CAMILLUS, N.Y. (WSYR-TV) — Our series Living with Lyme continues with a warning from doctors and researchers: ticks are out in droves.

Pediatric offices in Fulton, Liverpool, and Camillus have been treating children for tick bites all month.

At Pediatric Associates of Camillus, the calls keep coming in.

“Onondaga County is hyper-endemic. So, a lot of the ticks are infected,” said pediatrician Tom Abbamont.

He says it’s important to remove the tick as soon as you find it.

You get down by the head of the tick that’s embedded in the skin and you just want to get them as tight as you can with the tweezers and kind of pull it out.

Dr. Tom Abbamont

Pulling it off doesn’t mean you’re in the clear.

“Sometimes we can see an arthritis that can develop in the knee or a Bell’s palsy where the face droops. It’s months later. You know six to 36 months later.

Dr. Tom abbamont

He’s talking about Lyme disease, the more common illness you can get from a tick bite.
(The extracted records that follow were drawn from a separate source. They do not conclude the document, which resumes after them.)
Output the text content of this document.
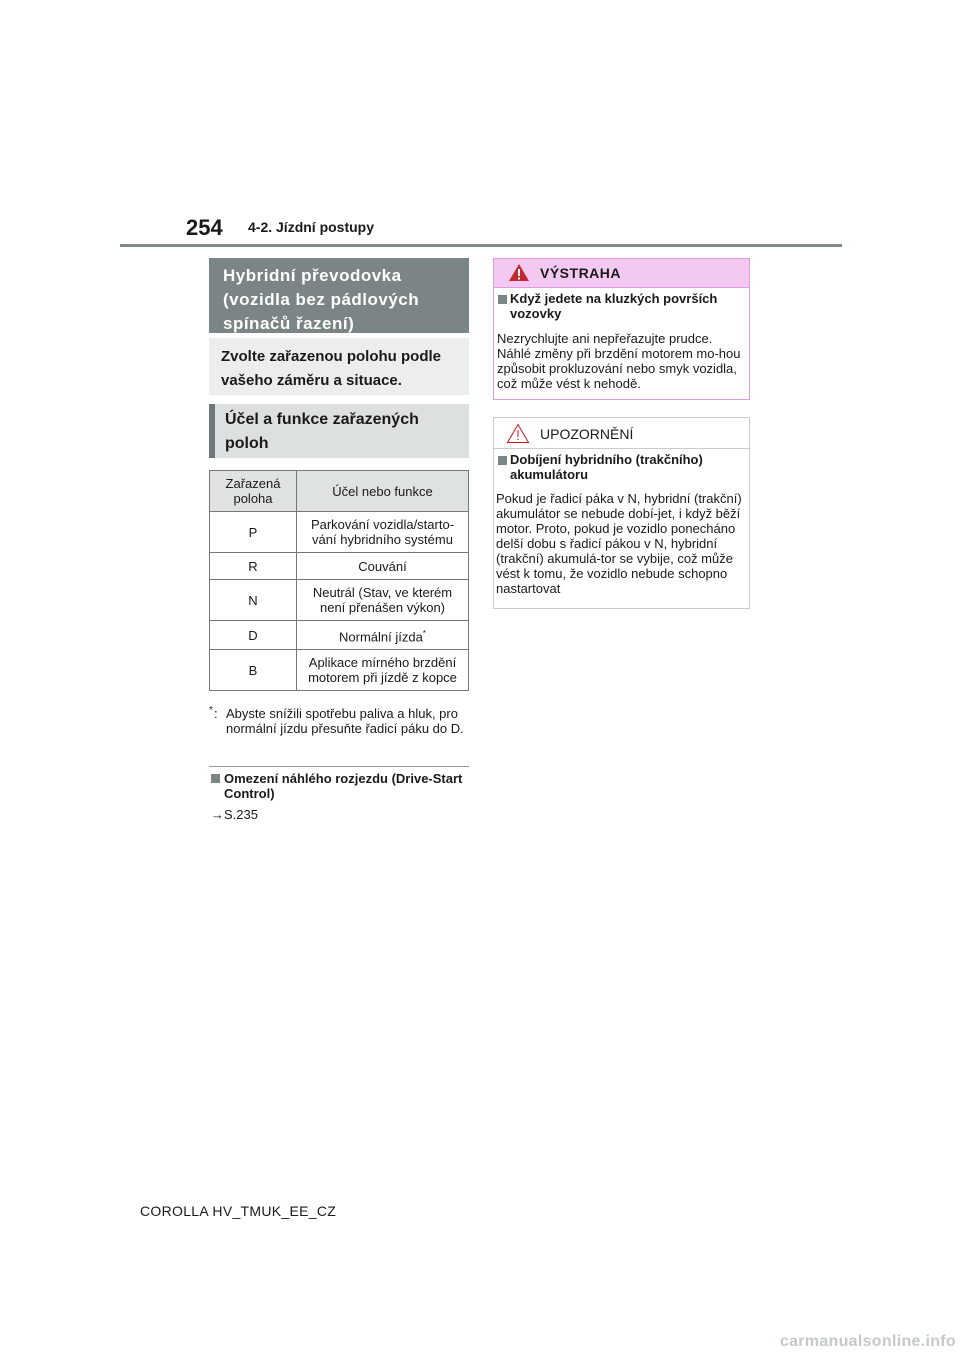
254 4-2. Jízdní postupy
Hybridní převodovka (vozidla bez pádlových spínačů řazení)
Zvolte zařazenou polohu podle vašeho záměru a situace.
Účel a funkce zařazených poloh
Zařazená poloha	Účel nebo funkce
P	Parkování vozidla/starto-vání hybridního systému
R	Couvání
N	Neutrál (Stav, ve kterém není přenášen výkon)
D	Normální jízda*
B	Aplikace mírného brzdění motorem při jízdě z kopce
* : Abyste snížili spotřebu paliva a hluk, pro normální jízdu přesuňte řadicí páku do D.
Omezení náhlého rozjezdu (Drive-Start Control)
→S.235
VÝSTRAHA
Když jedete na kluzkých površích vozovky
Nezrychlujte ani nepřeřazujte prudce. Náhlé změny při brzdění motorem mo-hou způsobit prokluzování nebo smyk vozidla, což může vést k nehodě.
UPOZORNĚNÍ
Dobíjení hybridního (trakčního) akumulátoru
Pokud je řadicí páka v N, hybridní (trakční) akumulátor se nebude dobí-jet, i když běží motor. Proto, pokud je vozidlo ponecháno delší dobu s řadicí pákou v N, hybridní (trakční) akumulá-tor se vybije, což může vést k tomu, že vozidlo nebude schopno nastartovat
COROLLA HV_TMUK_EE_CZ
carmanualsonline.info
It’s all about catching it early, which is why his office treats it with the antibiotic doxycycline. For Abbamont, the length and strength of the dose depends on symptoms and how long the tick has been attached.

“If it’s been there for more than 36 hours it’s a one-time dose of doxy,” Abbamont said.
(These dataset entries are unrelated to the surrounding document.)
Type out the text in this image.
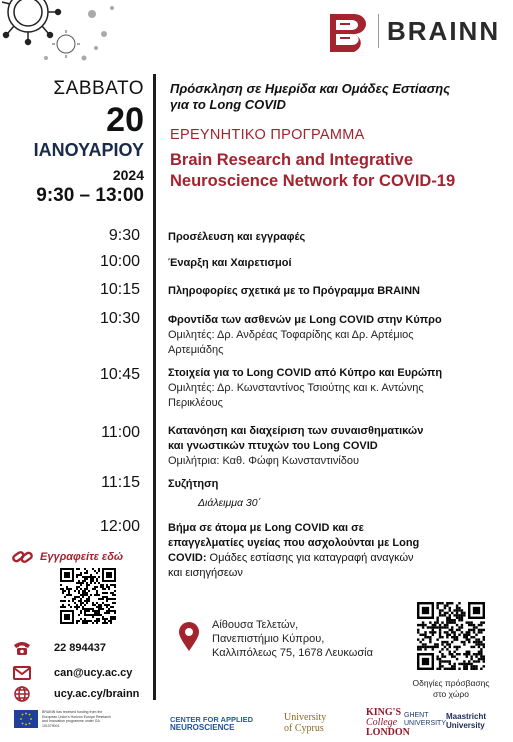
BRAINN
ΣΑΒΒΑΤΟ
20
ΙΑΝΟΥΑΡΙΟΥ
2024
9:30 – 13:00
Πρόσκληση σε Ημερίδα και Ομάδες Εστίασης
για το Long COVID
ΕΡΕΥΝΗΤΙΚΟ ΠΡΟΓΡΑΜΜΑ
Brain Research and Integrative
Neuroscience Network for COVID-19
9:30	Προσέλευση και εγγραφές
10:00	Έναρξη και Χαιρετισμοί
10:15	Πληροφορίες σχετικά με το Πρόγραμμα BRAINN
10:30	Φροντίδα των ασθενών με Long COVID στην Κύπρο
Ομιλητές: Δρ. Ανδρέας Τοφαρίδης και Δρ. Αρτέμιος
Αρτεμιάδης
10:45	Στοιχεία για το Long COVID από Κύπρο και Ευρώπη
Ομιλητές: Δρ. Κωνσταντίνος Τσιούτης και κ. Αντώνης
Περικλέους
11:00	Κατανόηση και διαχείριση των συναισθηματικών
και γνωστικών πτυχών του Long COVID
Ομιλήτρια: Καθ. Φώφη Κωνσταντινίδου
11:15	Συζήτηση
Διάλειμμα 30΄
12:00	Βήμα σε άτομα με Long COVID και σε
επαγγελματίες υγείας που ασχολούνται με Long
COVID: Ομάδες εστίασης για καταγραφή αναγκών
και εισηγήσεων
Εγγραφείτε εδώ
22 894437
can@ucy.ac.cy
ucy.ac.cy/brainn
Αίθουσα Τελετών,
Πανεπιστήμιο Κύπρου,
Καλλιπόλεως 75, 1678 Λευκωσία
Οδηγίες πρόσβασης
στο χώρο
BRAINN has received funding from the European Union's Horizon Europe Research and Innovation programme under GA 101079001
CENTER FOR APPLIED
NEUROSCIENCE
University
of Cyprus
KING'S
College
LONDON
GHENT
UNIVERSITY
Maastricht
University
Across town at Upstate Medical University, infectious disease physician Kris Paolino thinks differently because of the years of treating patients with debilitating long-term symptoms.
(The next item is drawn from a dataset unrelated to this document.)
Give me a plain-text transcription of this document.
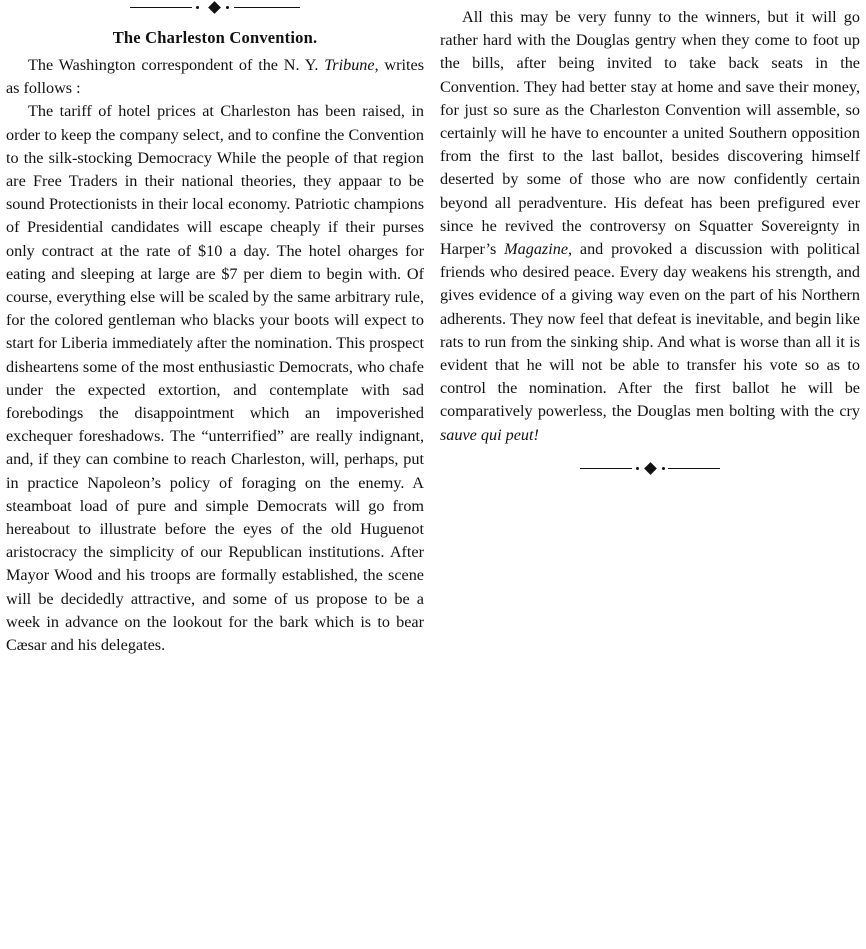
The Charleston Convention.

The Washington correspondent of the N. Y. Tribune, writes as follows :

The tariff of hotel prices at Charleston has been raised, in order to keep the company select, and to confine the Convention to the silk-stocking Democracy While the people of that region are Free Traders in their national theories, they appaar to be sound Protectionists in their local economy. Patriotic champions of Presidential candidates will escape cheaply if their purses only contract at the rate of $10 a day. The hotel oharges for eating and sleeping at large are $7 per diem to begin with. Of course, everything else will be scaled by the same arbitrary rule, for the colored gentleman who blacks your boots will expect to start for Liberia immediately after the nomination. This prospect disheartens some of the most enthusiastic Democrats, who chafe under the expected extortion, and contemplate with sad forebodings the disappointment which an impoverished exchequer foreshadows. The “unterrified” are really indignant, and, if they can combine to reach Charleston, will, perhaps, put in practice Napoleon’s policy of foraging on the enemy. A steamboat load of pure and simple Democrats will go from hereabout to illustrate before the eyes of the old Huguenot aristocracy the simplicity of our Republican institutions. After Mayor Wood and his troops are formally established, the scene will be decidedly attractive, and some of us propose to be a week in advance on the lookout for the bark which is to bear Cæsar and his delegates.

All this may be very funny to the winners, but it will go rather hard with the Douglas gentry when they come to foot up the bills, after being invited to take back seats in the Convention. They had better stay at home and save their money, for just so sure as the Charleston Convention will assemble, so certainly will he have to encounter a united Southern opposition from the first to the last ballot, besides discovering himself deserted by some of those who are now confidently certain beyond all peradventure. His defeat has been prefigured ever since he revived the controversy on Squatter Sovereignty in Harper’s Magazine, and provoked a discussion with political friends who desired peace. Every day weakens his strength, and gives evidence of a giving way even on the part of his Northern adherents. They now feel that defeat is inevitable, and begin like rats to run from the sinking ship. And what is worse than all it is evident that he will not be able to transfer his vote so as to control the nomination. After the first ballot he will be comparatively powerless, the Douglas men bolting with the cry sauve qui peut!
“24 hours, maybe as little as 18 hours you can get transmission of Lyme.”

dr. kris paolino

Paolino warns the ticks in Central New York are carrying other parasites and infections like Babesia and Anaplasma.

“Your platelets can drop, you can have potential bleeding issues, you can have multi-organ failure,” Paolino warned.

It’s nothing to mess around with.

Ticks lurk in bushes, shrubs, grasses, and leave piles. They like to find warm places to latch on, like behind the knees, in the armpits, groin area, and even in your hair.

Abbamont encourages parents to be tick-aware.

“This time of year it’s very important to check your child once a day,” said Abbamont.

Doctors and researchers recommend you spray your shoes and legs with a tick repellent before going outside. Abbamont says you can use up to 30-percent DEET for kids two months old and up.

Researchers who study ticks also encourage avid hikers to soak their clothes in permethrin. The repellent can last through a few washes.